Like any good suspense thriller, we learn little by little about the night Bea, the ex-wife, and Blanche, her best friend, disappeared. A night on the lake, a boat floating out alone on the water, and two missing women. The police make an arrest about halfway through the book, but I won’t spoil the ending for you.
What I will tell you is that the book eventually reveals that Eddie is no good, either. His actions are villainous and as we learn more and more about Bea, we realize that she’s not an innocent victim at all. She’s awful too. Her missing best friend? Awful.

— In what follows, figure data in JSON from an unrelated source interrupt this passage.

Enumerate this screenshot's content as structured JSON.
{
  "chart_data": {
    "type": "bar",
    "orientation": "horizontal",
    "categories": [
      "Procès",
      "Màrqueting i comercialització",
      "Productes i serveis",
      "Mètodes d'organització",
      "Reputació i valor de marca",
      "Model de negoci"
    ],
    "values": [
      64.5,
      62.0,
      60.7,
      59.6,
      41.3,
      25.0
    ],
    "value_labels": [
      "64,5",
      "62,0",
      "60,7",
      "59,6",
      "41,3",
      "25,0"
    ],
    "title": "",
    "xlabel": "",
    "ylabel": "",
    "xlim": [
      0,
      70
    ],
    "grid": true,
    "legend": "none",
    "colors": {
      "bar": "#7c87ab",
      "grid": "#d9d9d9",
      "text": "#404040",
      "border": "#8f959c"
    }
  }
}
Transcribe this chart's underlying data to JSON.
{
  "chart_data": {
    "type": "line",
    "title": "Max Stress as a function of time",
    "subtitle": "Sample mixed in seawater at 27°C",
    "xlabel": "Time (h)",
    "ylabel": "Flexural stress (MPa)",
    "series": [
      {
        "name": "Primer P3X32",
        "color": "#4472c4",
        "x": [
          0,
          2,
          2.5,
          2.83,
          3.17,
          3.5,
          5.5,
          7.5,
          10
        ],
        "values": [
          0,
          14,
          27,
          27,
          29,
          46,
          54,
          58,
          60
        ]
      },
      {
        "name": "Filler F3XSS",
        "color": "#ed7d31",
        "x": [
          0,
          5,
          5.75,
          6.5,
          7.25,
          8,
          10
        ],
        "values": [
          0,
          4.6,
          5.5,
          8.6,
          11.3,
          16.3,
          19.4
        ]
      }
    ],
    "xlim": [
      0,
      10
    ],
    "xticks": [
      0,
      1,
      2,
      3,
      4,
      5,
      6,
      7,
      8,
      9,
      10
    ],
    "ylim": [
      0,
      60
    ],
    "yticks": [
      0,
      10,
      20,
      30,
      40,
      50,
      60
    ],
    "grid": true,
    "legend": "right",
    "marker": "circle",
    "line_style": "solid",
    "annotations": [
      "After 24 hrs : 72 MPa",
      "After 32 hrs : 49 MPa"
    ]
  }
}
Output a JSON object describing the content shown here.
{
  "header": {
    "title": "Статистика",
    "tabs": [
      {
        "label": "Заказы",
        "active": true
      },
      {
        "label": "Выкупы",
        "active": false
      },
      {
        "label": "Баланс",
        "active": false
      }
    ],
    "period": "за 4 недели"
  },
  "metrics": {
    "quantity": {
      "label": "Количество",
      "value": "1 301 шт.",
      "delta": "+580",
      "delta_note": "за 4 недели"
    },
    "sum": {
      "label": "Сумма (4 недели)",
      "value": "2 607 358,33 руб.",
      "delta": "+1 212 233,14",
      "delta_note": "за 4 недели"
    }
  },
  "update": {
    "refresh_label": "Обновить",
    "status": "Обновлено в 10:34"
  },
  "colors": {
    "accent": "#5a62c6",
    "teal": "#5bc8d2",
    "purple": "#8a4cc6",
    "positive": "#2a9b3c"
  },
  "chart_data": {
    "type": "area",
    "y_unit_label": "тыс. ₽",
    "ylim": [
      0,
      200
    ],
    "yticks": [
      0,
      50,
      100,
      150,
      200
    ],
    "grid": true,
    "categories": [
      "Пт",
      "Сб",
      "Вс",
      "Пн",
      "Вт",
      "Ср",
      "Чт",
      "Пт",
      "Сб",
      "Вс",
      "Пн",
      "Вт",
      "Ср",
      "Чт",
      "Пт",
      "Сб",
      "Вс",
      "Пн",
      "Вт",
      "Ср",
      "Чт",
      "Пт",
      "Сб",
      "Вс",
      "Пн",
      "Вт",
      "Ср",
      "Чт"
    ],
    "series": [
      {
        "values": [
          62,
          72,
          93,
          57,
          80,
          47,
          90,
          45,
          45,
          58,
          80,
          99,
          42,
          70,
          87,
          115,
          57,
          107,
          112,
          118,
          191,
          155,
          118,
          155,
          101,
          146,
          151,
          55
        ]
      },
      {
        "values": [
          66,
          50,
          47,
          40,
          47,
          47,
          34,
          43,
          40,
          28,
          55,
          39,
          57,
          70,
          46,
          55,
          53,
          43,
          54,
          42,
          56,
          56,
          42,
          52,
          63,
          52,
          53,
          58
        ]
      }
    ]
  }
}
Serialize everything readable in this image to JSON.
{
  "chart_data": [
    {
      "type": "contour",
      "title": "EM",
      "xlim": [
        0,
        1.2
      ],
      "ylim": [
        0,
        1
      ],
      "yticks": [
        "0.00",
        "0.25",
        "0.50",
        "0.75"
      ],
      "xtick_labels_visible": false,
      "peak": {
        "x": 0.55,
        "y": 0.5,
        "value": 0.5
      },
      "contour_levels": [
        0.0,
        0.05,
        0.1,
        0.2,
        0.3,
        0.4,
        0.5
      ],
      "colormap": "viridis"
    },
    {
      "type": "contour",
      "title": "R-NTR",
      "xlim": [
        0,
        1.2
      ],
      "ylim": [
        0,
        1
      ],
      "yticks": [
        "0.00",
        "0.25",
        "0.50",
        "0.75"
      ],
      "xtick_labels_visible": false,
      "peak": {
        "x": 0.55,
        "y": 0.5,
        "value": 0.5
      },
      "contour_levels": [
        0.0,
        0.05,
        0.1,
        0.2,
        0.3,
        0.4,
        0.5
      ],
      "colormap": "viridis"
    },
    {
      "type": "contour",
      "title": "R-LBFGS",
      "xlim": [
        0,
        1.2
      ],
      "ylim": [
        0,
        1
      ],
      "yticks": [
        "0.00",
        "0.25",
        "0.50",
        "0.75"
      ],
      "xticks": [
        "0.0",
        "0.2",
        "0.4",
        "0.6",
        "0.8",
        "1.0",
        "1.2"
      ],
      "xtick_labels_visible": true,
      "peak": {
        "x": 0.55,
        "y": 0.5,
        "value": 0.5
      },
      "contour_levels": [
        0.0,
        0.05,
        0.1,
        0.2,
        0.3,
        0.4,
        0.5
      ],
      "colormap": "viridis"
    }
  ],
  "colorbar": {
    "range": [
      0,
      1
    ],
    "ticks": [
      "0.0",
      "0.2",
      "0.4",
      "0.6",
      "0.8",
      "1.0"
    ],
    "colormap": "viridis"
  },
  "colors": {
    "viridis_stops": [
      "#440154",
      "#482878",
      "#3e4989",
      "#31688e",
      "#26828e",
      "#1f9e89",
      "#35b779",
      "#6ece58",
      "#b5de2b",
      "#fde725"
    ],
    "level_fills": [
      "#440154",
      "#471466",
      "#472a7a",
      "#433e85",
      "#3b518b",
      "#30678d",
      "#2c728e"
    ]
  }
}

It’s basically three villains all double crossing each other, yet none of them knows that the other is a villain. And they’re all villains, so they’re also unreliable narrators, which is one of my favorite types of book to read. This book was basically a fun, deliciously scandalous escape from reality. I highly recommend it – Rachel Hawkins is really good at writing flawed characters. Each one of these characters is basically an awful person, but yet each character has enough vulnerability where you’re kind of cheering them on at different points of the story. They’re all villains, but at times you’ll think to yourself, “He or she isn’t as bad as I thought after all.” The moral ambiguity is extremely well done.
When you do consider the fact that it is actually a new take or retelling of Jane Eyre, the story takes on a whole new level of fun and awe. Five stars.
If you enjoy this type of novel, I recommend you read You are Not Alone by Greer Hendricks and Sarah Pekkanen.